Nişanlılık, evlilik yolunda atılmış bir adımdır ve çoğu çift o aşamaya gelene kadar birçok zorluk çeker. Tam tüm zorluklar aşıldı derken, o yüzüklerin takılmasıyla çok farklı bir atmosfer oluşur. Anında kız tarafı, erkek tarafı muhabbeti başlar ve sonrası tam bir karmaşadır. Her kafadan bir ses çıkar; kız tarafı bunu yapacak, erkek tarafı şunu alacak…

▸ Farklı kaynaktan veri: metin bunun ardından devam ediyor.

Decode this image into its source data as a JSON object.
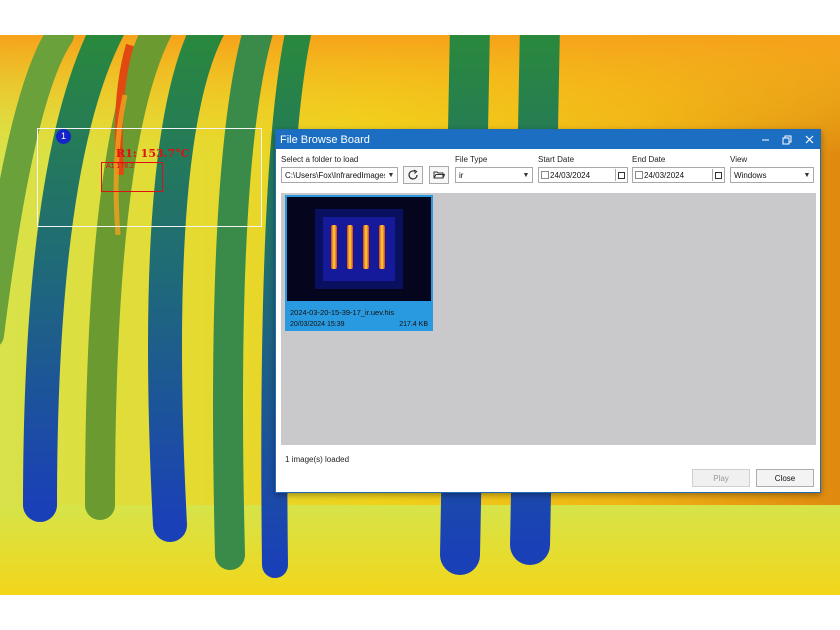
{
  "overlay": {
    "roi_number": "1",
    "roi_label": "R1: 153.7°C",
    "roi_sublabel": "A1 178.2"
  },
  "dialog": {
    "title": "File Browse Board",
    "folder_label": "Select a folder to load",
    "folder_value": "C:\\Users\\Fox\\InfraredImages",
    "file_type_label": "File Type",
    "file_type_value": "ir",
    "start_date_label": "Start Date",
    "start_date_value": "24/03/2024",
    "end_date_label": "End Date",
    "end_date_value": "24/03/2024",
    "view_label": "View",
    "view_value": "Windows",
    "thumbnail": {
      "filename": "2024-03-20-15-39-17_ir.uev.his",
      "datetime": "20/03/2024 15:39",
      "size": "217.4 KB"
    },
    "status": "1 image(s) loaded",
    "play_label": "Play",
    "close_label": "Close"
  },
  "icons": {
    "minimize": "minimize-icon",
    "maximize": "restore-icon",
    "close": "close-icon",
    "refresh": "refresh-icon",
    "open_folder": "folder-open-icon"
  }
}
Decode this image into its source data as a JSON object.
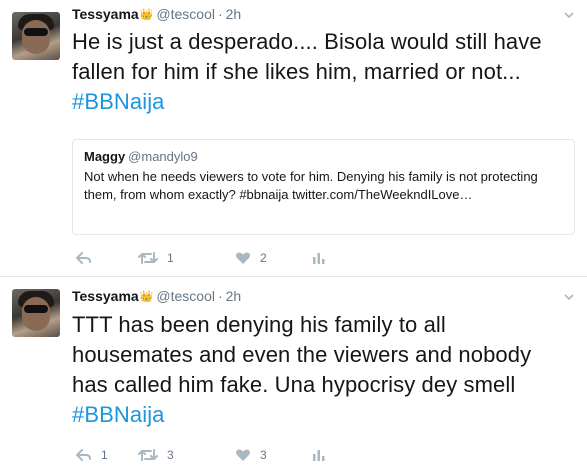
{
  "tweets": [
    {
      "name": "Tessyama",
      "crown": "👑",
      "handle": "@tescool",
      "separator": "·",
      "time": "2h",
      "text_main": "He is just a desperado....  Bisola would still have fallen for him if she likes him, married or not... ",
      "hashtag": "#BBNaija",
      "quote": {
        "name": "Maggy",
        "handle": "@mandylo9",
        "text": "Not when he needs viewers to vote for him. Denying his family is not protecting them, from whom exactly? #bbnaija twitter.com/TheWeekndILove…"
      },
      "actions": {
        "reply": "",
        "retweet": "1",
        "like": "2"
      }
    },
    {
      "name": "Tessyama",
      "crown": "👑",
      "handle": "@tescool",
      "separator": "·",
      "time": "2h",
      "text_main": "TTT has been denying his family to all housemates and even the viewers and nobody has called him fake.  Una hypocrisy dey smell ",
      "hashtag": "#BBNaija",
      "actions": {
        "reply": "1",
        "retweet": "3",
        "like": "3"
      }
    }
  ],
  "colors": {
    "text": "#14171a",
    "secondary": "#657786",
    "icon": "#aab8c2",
    "link": "#1b95e0",
    "border": "#e1e8ed"
  }
}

Pazarlık yapılır tarzdaki konuşmaların ardı arkası kesilmez. Ve ne gariptir ki, bu arada evlenecek olan gençlere ne istedikleri, ne düşündükleri sorulmaz. Büyükleri onlar için en iyisini düşünüp, en doğru kararı verirler. Gençlere susmak ve alınan kararları kabullenmek düşer. İki taraf arasındaki anlaşmazlıklar, gençleri çok üzer ve yıpratır. Bazen olaylardan etkilenip, kendi aralarında gereksiz tartışmalar yaşarlar. Bu tür durumlarda, ne yazık ki gençlerin en mutlu olması gereken günler, en sorunlu dönemleri haline gelir.
Elbette ki hiçbir aile evladının mutsuz olmasını istemez, amaç gençlere yardımcı olmaktır. Burada niyet iyi olmasına rağmen uygulama yanlıştır. Aileler gençlere fikir verebilir, yol gösterebilir fakat onların adına karar vermemeleri gerekir. Gelecekteki yuva iki kişi arasında kurulacağı için, kendileri hakkında karar verme sorumluluğu da onlarda olmalıdır.
Nişanlılık devresinde aileler her şeye müdahale ederse, bu evlilik sırasında da devam eder. Bu şekilde sağlıklı bir evlilik temeli atılamaz. Aileler bilmelidir ki; evlatları yuva kurmayı istediğine göre bu sorumluluğu da alabilir. İki aile birbiriyle çatışmaya girmek yerine, gençlere gerçek anlamda büyüklük gösterip destek olmalıdır.